I basically have the same problem as the guy here: Python high memory usage with BeautifulSoup
My BeautifulSoup objects are not garbage collected, resulting in an important RAM consumption. Here is the code I use ("entry" is an object I get from a RSS web page. It is basically an RSS article).
title = entry.title
date = arrow.get(entry.updated).format('YYYY-MM-DD')
try:
url = entry.feedburner_origlink
except AttributeError:
url = entry.link
abstract = None
graphical_abstract = None
author = None
soup = BeautifulSoup(entry.summary)
r = soup("img", align="center")
print(r)
if r:
graphical_abstract = r[0]['src']
if response.status_code is requests.codes.ok:
soup = BeautifulSoup(response.text)
# Get the title (w/ html)
title = soup("h2", attrs={"class": "alpH1"})
if title:
title = title[0].renderContents().decode().lstrip().rstrip()
# Get the abstrat (w/ html)
r = soup("p", xmlns="http://www.rsc.org/schema/rscart38")
if r:
abstract = r[0].renderContents().decode()
if abstract == "":
abstract = None
r = soup("meta", attrs={"name": "citation_author"})
if r:
author = [tag['content'] for tag in r]
author = ", ".join(author)
So in the doc (http://www.crummy.com/software/BeautifulSoup/bs3/documentation.html#Improving%20Memory%20Usage%20with%20extract) they say the problem can come from the fact that, as long as you use a tag contained in the soup object, the soup object stays in memory.
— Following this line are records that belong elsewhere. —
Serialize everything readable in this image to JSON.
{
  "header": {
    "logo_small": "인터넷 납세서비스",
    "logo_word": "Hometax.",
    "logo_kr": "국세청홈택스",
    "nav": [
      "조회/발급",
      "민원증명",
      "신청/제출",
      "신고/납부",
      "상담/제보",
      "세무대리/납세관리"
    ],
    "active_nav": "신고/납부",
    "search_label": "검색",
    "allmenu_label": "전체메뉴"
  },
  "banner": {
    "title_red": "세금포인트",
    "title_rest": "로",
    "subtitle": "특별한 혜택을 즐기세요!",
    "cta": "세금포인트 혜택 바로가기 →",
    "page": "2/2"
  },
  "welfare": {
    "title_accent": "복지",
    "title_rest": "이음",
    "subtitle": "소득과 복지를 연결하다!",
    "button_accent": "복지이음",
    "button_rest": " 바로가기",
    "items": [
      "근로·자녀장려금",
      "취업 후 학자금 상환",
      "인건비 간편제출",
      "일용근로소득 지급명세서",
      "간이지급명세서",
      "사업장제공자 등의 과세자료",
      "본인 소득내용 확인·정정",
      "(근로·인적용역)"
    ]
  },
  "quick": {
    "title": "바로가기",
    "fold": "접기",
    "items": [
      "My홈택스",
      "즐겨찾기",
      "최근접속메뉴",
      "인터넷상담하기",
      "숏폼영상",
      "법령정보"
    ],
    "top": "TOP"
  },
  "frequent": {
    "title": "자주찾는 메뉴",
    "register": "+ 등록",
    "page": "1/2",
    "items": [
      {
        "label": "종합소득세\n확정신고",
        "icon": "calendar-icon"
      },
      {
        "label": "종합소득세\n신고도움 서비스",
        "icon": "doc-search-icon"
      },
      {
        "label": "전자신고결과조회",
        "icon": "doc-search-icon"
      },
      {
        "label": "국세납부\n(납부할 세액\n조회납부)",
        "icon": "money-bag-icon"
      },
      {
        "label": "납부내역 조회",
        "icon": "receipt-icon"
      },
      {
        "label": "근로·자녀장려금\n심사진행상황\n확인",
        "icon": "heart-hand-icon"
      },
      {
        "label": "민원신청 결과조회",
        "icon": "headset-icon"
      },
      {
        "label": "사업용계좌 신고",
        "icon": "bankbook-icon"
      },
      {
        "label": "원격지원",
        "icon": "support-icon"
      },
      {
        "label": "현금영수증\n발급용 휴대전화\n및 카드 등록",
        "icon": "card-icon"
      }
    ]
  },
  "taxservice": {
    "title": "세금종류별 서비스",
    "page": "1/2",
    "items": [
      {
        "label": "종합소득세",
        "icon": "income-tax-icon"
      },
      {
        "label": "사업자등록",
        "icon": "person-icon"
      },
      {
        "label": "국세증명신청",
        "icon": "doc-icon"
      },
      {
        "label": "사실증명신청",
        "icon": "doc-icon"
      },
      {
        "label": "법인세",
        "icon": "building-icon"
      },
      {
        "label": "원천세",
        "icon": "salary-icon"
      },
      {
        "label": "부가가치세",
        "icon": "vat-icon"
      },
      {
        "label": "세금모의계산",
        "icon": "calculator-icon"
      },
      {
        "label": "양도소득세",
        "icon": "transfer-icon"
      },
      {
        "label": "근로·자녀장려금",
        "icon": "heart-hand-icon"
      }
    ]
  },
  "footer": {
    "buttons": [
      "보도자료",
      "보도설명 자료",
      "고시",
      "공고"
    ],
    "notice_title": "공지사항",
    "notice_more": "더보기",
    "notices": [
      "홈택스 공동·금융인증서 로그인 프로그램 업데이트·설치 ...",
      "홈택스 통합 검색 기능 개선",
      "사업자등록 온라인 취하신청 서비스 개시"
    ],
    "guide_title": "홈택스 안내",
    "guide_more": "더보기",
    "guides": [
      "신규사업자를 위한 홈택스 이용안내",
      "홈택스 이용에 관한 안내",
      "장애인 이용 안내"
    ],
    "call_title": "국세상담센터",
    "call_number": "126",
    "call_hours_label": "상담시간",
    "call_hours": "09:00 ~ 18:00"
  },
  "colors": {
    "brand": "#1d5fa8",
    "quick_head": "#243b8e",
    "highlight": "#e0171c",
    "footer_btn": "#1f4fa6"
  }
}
So I tried something like that (for every time I use a soup object in the previous example):
r = soup("img", align="center")[0].extract()
graphical_abstract = r['src']
But still, the memory is not freed when the program exits the scope.
So, I'm looking for an efficient way to delete a soup object from memory. Do you have any idea ?